Fit estreitou os olhos para Roier.
— O conselheiro real é o rei regente? — Uma risada sem humor escapou por entre seus lábios. — Por que parece que eu já ouvi isso antes?
— Oye — Roier arqueou uma sobreancelha —, ¿que insinuas, pendejo?
Fit deu de ombros. — Nada demais. Só é muito suspeito que o conselheiro esteja no poder quando o rei está incapacitado. Já vi reinos caírem por causa de conflitos internos e da ganância daqueles que a coroa diz “confiáveis”, então esse tal conselheiro seria o primeiro que eu desconfiaria de estar por trás disso.
— Okay, vamos deixar uma coisa bem clara, mercenário — a expressão de Roier se tornou tempestuosa, e Fit imediatamente percebeu que talvez ele havia dito algo que não devia. — Cell não é nenhum vilãozinho barato tentando usurpar o trono do rei.

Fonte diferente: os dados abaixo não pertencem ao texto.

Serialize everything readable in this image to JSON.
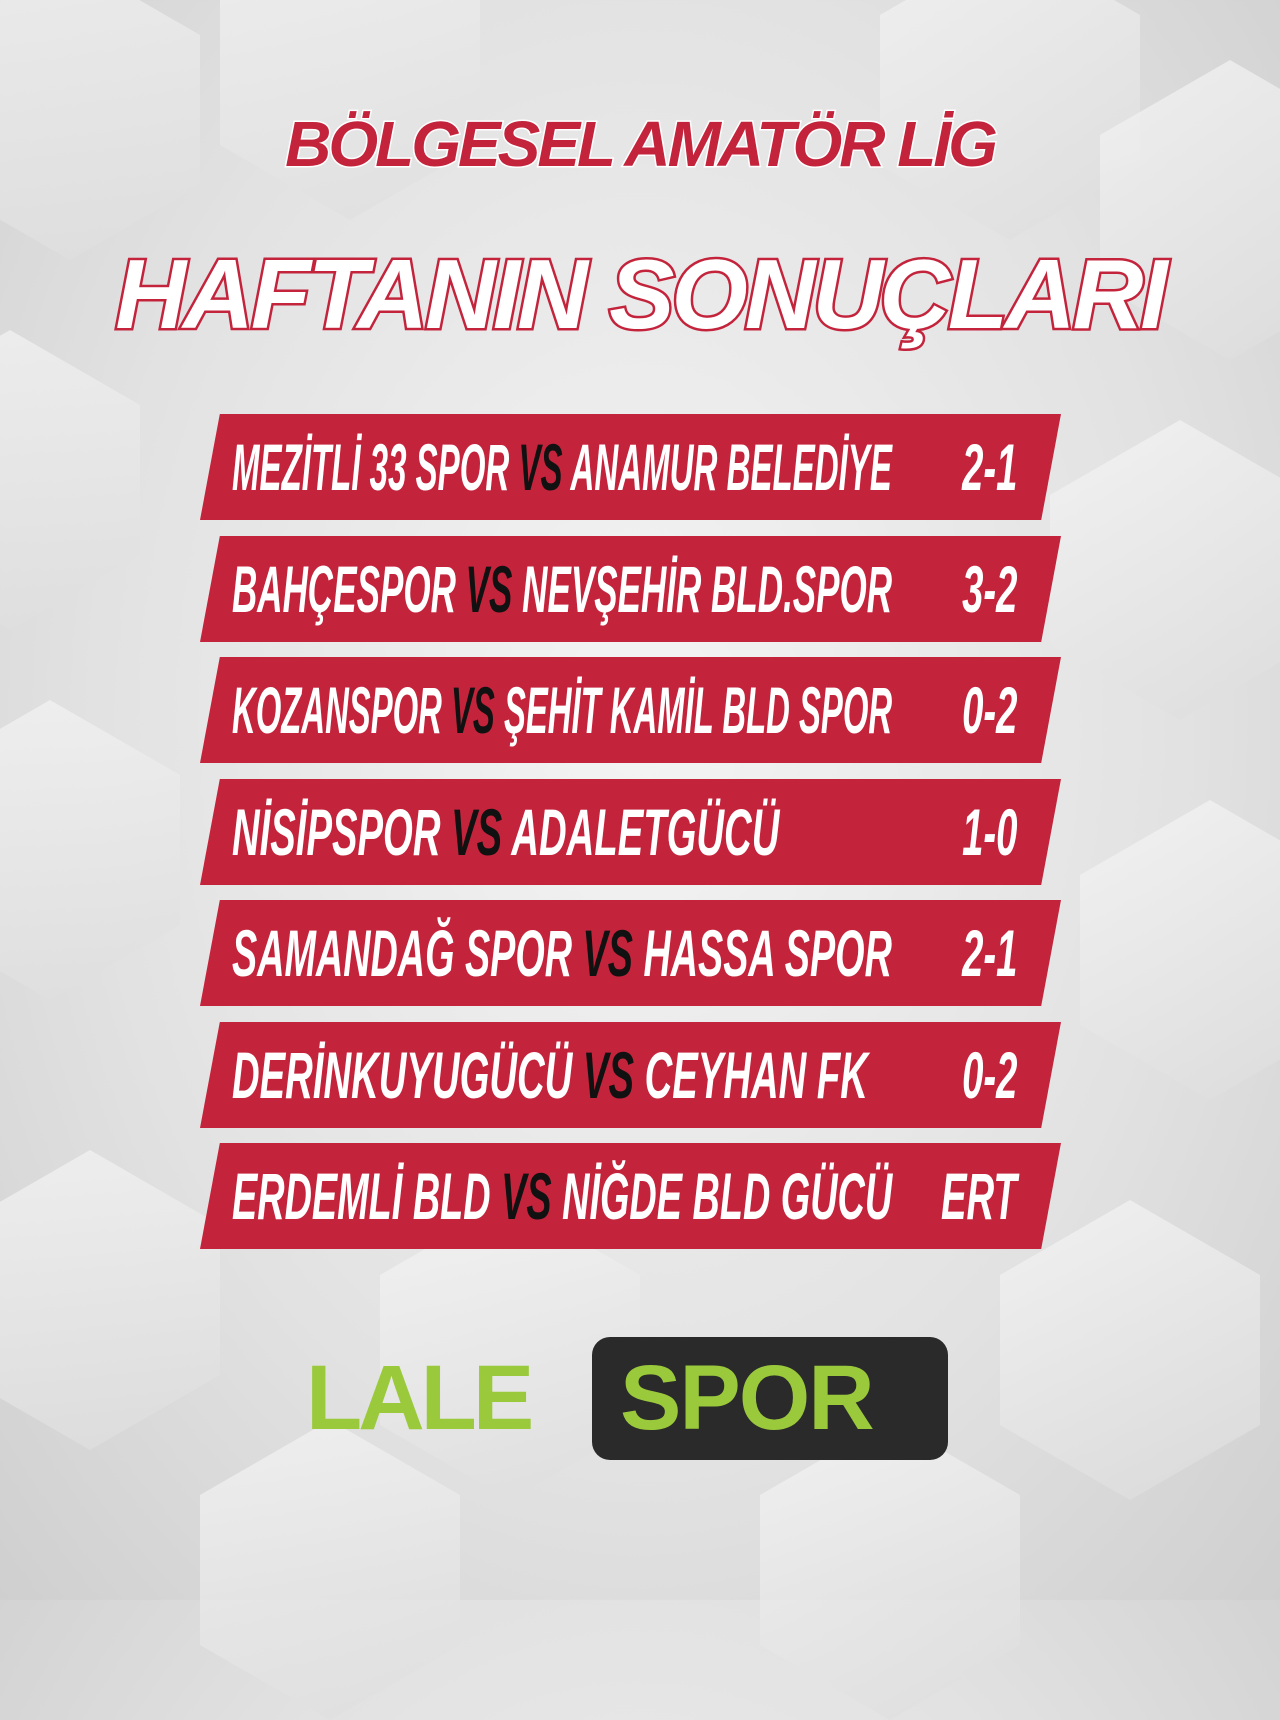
{
  "header": {
    "line1": "BÖLGESEL AMATÖR LİG",
    "line2": "HAFTANIN SONUÇLARI"
  },
  "matches": [
    {
      "home": "MEZİTLİ 33 SPOR",
      "vs": "VS",
      "away": "ANAMUR BELEDİYE",
      "score": "2-1"
    },
    {
      "home": "BAHÇESPOR",
      "vs": "VS",
      "away": "NEVŞEHİR BLD.SPOR",
      "score": "3-2"
    },
    {
      "home": "KOZANSPOR",
      "vs": "VS",
      "away": "ŞEHİT KAMİL BLD SPOR",
      "score": "0-2"
    },
    {
      "home": "NİSİPSPOR",
      "vs": "VS",
      "away": "ADALETGÜCÜ",
      "score": "1-0"
    },
    {
      "home": "SAMANDAĞ SPOR",
      "vs": "VS",
      "away": "HASSA SPOR",
      "score": "2-1"
    },
    {
      "home": "DERİNKUYUGÜCÜ",
      "vs": "VS",
      "away": "CEYHAN FK",
      "score": "0-2"
    },
    {
      "home": "ERDEMLİ BLD",
      "vs": "VS",
      "away": "NİĞDE BLD GÜCÜ",
      "score": "ERT"
    }
  ],
  "logo": {
    "part1": "LALE",
    "part2": "SPOR"
  },
  "colors": {
    "banner": "#c3243c",
    "logo_green": "#9bc93c",
    "logo_dark": "#2a2a2a"
  }
}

Meu marido é um homem exemplar e muito leal a vossa majestade, e ele apenas está nessa posição por necessidade, já que o príncipe ainda não tem idade e ninguém mais no conselho real se sente capaz o suficiente de governar o reino no momento, então meça suas palavras antes de acusar ele de coisas absurdas como essa.
Fit piscou diversas vezes, pego de surpresa.
— Me desculpe, eu não quis ofend-... Espera, marido?
— Si. ¿Que tiene? — Roier estreitou os olhos, desconfiado.
— Uh, nada — Fit esfregou o pescoço —, só me pegou de surpresa, é que infelizmente não é algo comum de onde venho.
— Hm — Roier ajeitou a armadura, se voltando para a porta e se pondo a abrí-la. — Tudo bem, só procure ter cuidado com as palavras. Estamos todos com os nervos à flor da pele, e Cell é o pior de todos nós, então procure não chateá-lo… ou eu te chuto para fora da cidade eu mesmo.
A proteção ferrenha de Roier para com seu cônjugue acabou por fazer Fit sorrir, impressionado com tamanha devoção. Ele acabou por assentir em concordância, o que pareceu satisfazer Roier, que empurrou as grandiosas portas e passou por elas assim que se abriram. — Cell, mi amor, trago él pendejo que llamaste para que nos ayude.
— Oh, gracias, guapito — alguém respondeu prontamente. — Eu já estava prestes a arrancar os cabelos aqui.
Ao cruzar o portal, Fit foi arrebatado por uma visão de imponência e beleza que parecia transcender tudo que conhecia. A sala do trono de Celestia não era apenas um aposento real, mas um vasto templo de arquitetura gótica celestial. Um tapete de um azul cobalto profundo e aveludado, espesso e macio, estendia-se majestosamente pelo centro da sala, pontilhado por milhares de pétalas desenhadas em um azul ainda mais vibrante, quase elétrico, que pareciam flutuar como orvalho sobre o tecido.
Nas laterais do corredor principal, pedestais de mármore branco clássico erguiam arranjos exuberantes de lírios alvos e folhagens verde vivas, conectados por grinaldas de tecido translúcido que ondulavam suavemente com a brisa. À direita e à esquerda, colossais pilares de pedra com esculturas complexas e arcos góticos altos definiam a estrutura, enquanto galerias ornamentadas com balustradas prateadas ofereciam vistas para o nível inferior, pontilhadas por mais canteiros de flores brancas.
Ao fundo, a imponente escadaria central, recoberta pelo mesmo tapete azul cobalto, ascendia em curvas graciosas até o trono real, que em si era uma obra-prima de engenharia e arte: uma estrutura prateada complexa, fundida a um órgão colossal cujos tubos se erguiam como lanças de luz, enquanto Imponentes banners pesados azuis, adornados com o prateado brasão estelar de Celestia, cascateavam da parte superior, tremulando gentilmente com a brisa correndo pelo recinto. O teto abobadado exibia uma ruptura dramática, com uma enorme fenda na cúpula de pedra revelava o céu aberto, e, por através dela, era possível avistar as torres sofisticadas e bem-desenvolvidas da cidade de concreto de Celestia, erguendo-se como um testemunho da civilização que prosperava sob a proteção da coroa. A luz do dia inundava o ambiente através dessa brecha e dos arcos laterais, misturando o antigo e o moderno em uma harmonia impressionante, que acabou por arrancar um assovio impressionado do mercenário.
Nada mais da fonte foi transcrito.